Sean Farley sean at farley.io
Tue Sep 29 20:42:37 UTC 2015


Arne Babenhauserheide <arne_bab at web.de> writes:

> Am Dienstag, 29. September 2015, 08:49:38 schrieb Kastner Masilko, Friedrich:
>> As for platform support (aka what features are supported for what system), Bitbucket's focus on Git instead of Mercurial naturally leads to such hick-ups as not being able to create pull-requests on bookmarks for a long time. Granted, they appear to have fixed it recently, but TBH I don't trust them on this anymore. Going forward, there will certainly be features on Bitbucket implemented for Git first, only much later - if at all - poorly implemented for Mercurial, because... market. I don't see them taking Mercurial's advanced features like largefiles or evolution as opportunity to get advantage over Github, unfortunately. Looks like if it is not in Git, they are not interested.
>
> When they hired Sean that gave me back some trust. Though I admit that
> I’m placing a lot of trust on very few people with that. And seeing
> other Atlassian solution not supporting Mercurial even after years of
> owning the largest Mercurial hosting platform is a pretty bad omen.

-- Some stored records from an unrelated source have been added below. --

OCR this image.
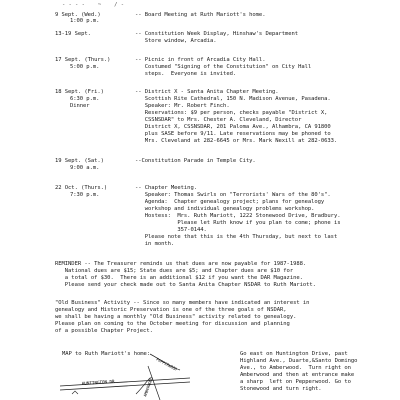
- - - -    ~    / -
9 Sept. (Wed.)
1:00 p.m.
-- Board Meeting at Ruth Mariott's home.
13-19 Sept.	-- Constitution Week Display, Hinshaw's Department
Store window, Arcadia.
17 Sept. (Thurs.)
5:00 p.m.
-- Picnic in front of Arcadia City Hall.
Costumed "Signing of the Constitution" on City Hall
steps.  Everyone is invited.
18 Sept. (Fri.)
6:30 p.m.
Dinner
-- District X - Santa Anita Chapter Meeting.
Scottish Rite Cathedral, 150 N. Madison Avenue, Pasadena.
Speaker: Mr. Robert Finch.
Reservations: $9 per person, checks payable "District X,
CSSNSDAR" to Mrs. Chester A. Cleveland, Director
District X, CSSNSDAR, 201 Paloma Ave., Alhambra, CA 91800
plus SASE before 9/11. Late reservations may be phoned to
Mrs. Cleveland at 282-6645 or Mrs. Mark Nexill at 282-0633.
19 Sept. (Sat.)
9:00 a.m.
--Constitution Parade in Temple City.
22 Oct. (Thurs.)
7:30 p.m.
-- Chapter Meeting.
Speaker: Thomas Swirls on "Terrorists' Wars of the 80's".
Agenda:  Chapter genealogy project; plans for genealogy
workshop and individual genealogy problems workshop.
Hostess:  Mrs. Ruth Mariott, 1222 Stonewood Drive, Bradbury.
Please let Ruth know if you plan to come; phone is
357-0144.
Please note that this is the 4th Thursday, but next to last
in month.
REMINDER -- The Treasurer reminds us that dues are now payable for 1987-1988.
National dues are $15; State dues are $5; and Chapter dues are $10 for
a total of $30.  There is an additional $12 if you want the DAR Magazine.
Please send your check made out to Santa Anita Chapter NSDAR to Ruth Mariott.
"Old Business" Activity -- Since so many members have indicated an interest in
genealogy and Historic Preservation is one of the three goals of NSDAR,
we shall be having a monthly "Old Business" activity related to genealogy.
Please plan on coming to the October meeting for discussion and planning
of a possible Chapter Project.
MAP to Ruth Mariott's home:
HUNTINGTON DR
PEPPERWOOD
AMBERWOOD
Go east on Huntington Drive, past
Highland Ave., Duarte,&Santo Domingo
Ave., to Amberwood.  Turn right on
Amberwood and then at entrance make
a sharp  left on Pepperwood. Go to
Stonewood and turn right.
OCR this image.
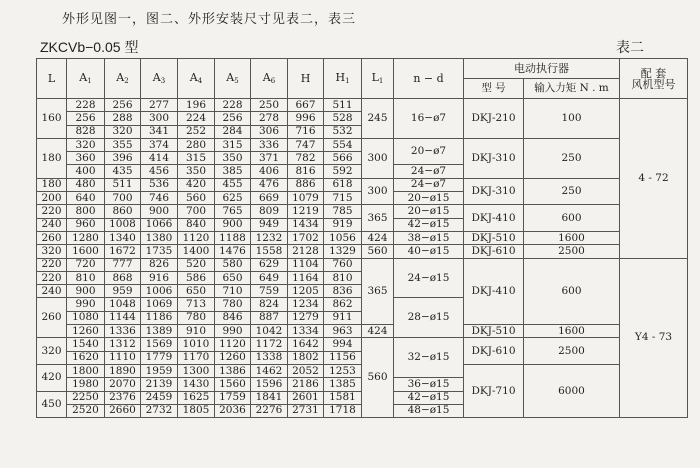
外形见图一，图二、外形安装尺寸见表二，表三
ZKCVb−0.05 型	表二
L	$A_1$	$A_2$	$A_3$	$A_4$	$A_5$	$A_6$	H	$H_1$	$L_1$	n − d	电动执行器		配 套
风机型号
											型 号	输入力矩 N . m	
160	228	256	277	196	228	250	667	511	245	16−ø7	DKJ-210	100	4 - 72
	256	288	300	224	256	278	996	528					
	828	320	341	252	284	306	716	532					
180	320	355	374	280	315	336	747	554	300	20−ø7	DKJ-310	250	
	360	396	414	315	350	371	782	566					
	400	435	456	350	385	406	816	592		24−ø7			
180	480	511	536	420	455	476	886	618	300	24−ø7	DKJ-310	250	
200	640	700	746	560	625	669	1079	715		20−ø15			
220	800	860	900	700	765	809	1219	785	365	20−ø15	DKJ-410	600	
240	960	1008	1066	840	900	949	1434	919		42−ø15			
260	1280	1340	1380	1120	1188	1232	1702	1056	424	38−ø15	DKJ-510	1600	
320	1600	1672	1735	1400	1476	1558	2128	1329	560	40−ø15	DKJ-610	2500	
220	720	777	826	520	580	629	1104	760	365	24−ø15	DKJ-410	600	Y4 - 73
220	810	868	916	586	650	649	1164	810					
240	900	959	1006	650	710	759	1205	836					
260	990	1048	1069	713	780	824	1234	862		28−ø15			
	1080	1144	1186	780	846	887	1279	911					
	1260	1336	1389	910	990	1042	1334	963	424		DKJ-510	1600	
320	1540	1312	1569	1010	1120	1172	1642	994	560	32−ø15	DKJ-610	2500	
	1620	1110	1779	1170	1260	1338	1802	1156					
420	1800	1890	1959	1300	1386	1462	2052	1253			DKJ-710	6000	
	1980	2070	2139	1430	1560	1596	2186	1385		36−ø15			
450	2250	2376	2459	1625	1759	1841	2601	1581		42−ø15			
	2520	2660	2732	1805	2036	2276	2731	1718		48−ø15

Aw, thanks :-) Unfortunately, the Stash team is a world away in Sydney
and historically that means it's difficult to share code. One way
forward, is to finish libchg so that we could wrap that instead of
directly accessing python. It would enable sharing the base layer
between SourceTree, Stash, and us.

>> IMHO, the Mercurial project should not focus on supporting Git even more, but on polishing features that Git does not offer, like the evolution concept or Facebook's extensions. Otherwise Mercurial will soon be just another footnote in Git's history. It sure seems like it is in Bitbucket's already.
>
> Sadly supporting git is nowadays required for many projects to
> contribute. Strategically it was a pretty clever move of git
> developers (though likely not a conscious decision) to focus mostly on
> project maintainers (remotes) and single developers (the index for
> history to be proud of), since these are the ones who decide in the
> end which system is used — regardless of the cost that incurs for most
> other members of the team. That’s especially true with free software
> projects where the one who starts the project mostly becomes the
> mainainer later one.

Agreed.

> However it would be cool to have the facebook extensions and evolution
> available at all times, maybe with some compatibility layer for
> servers which don’t support these.

That is, indeed, part of my plan.

> A short userstory: I recently wanted to use largefiles. I had to scrap
> that, because the project is on Bitbucket. Why can’t I just define
> largefiles to be served by my own server, and publish them there
> manually via FTP?  Maybe I can: If so, there should be pointers how to
> do that when trying to push to a non-largefiles capable server.

While largefile support is something we actively talk about, patching
the core extension to point to a different server is entirely doable (if
I understand correctly) without Bitbucket's need to change.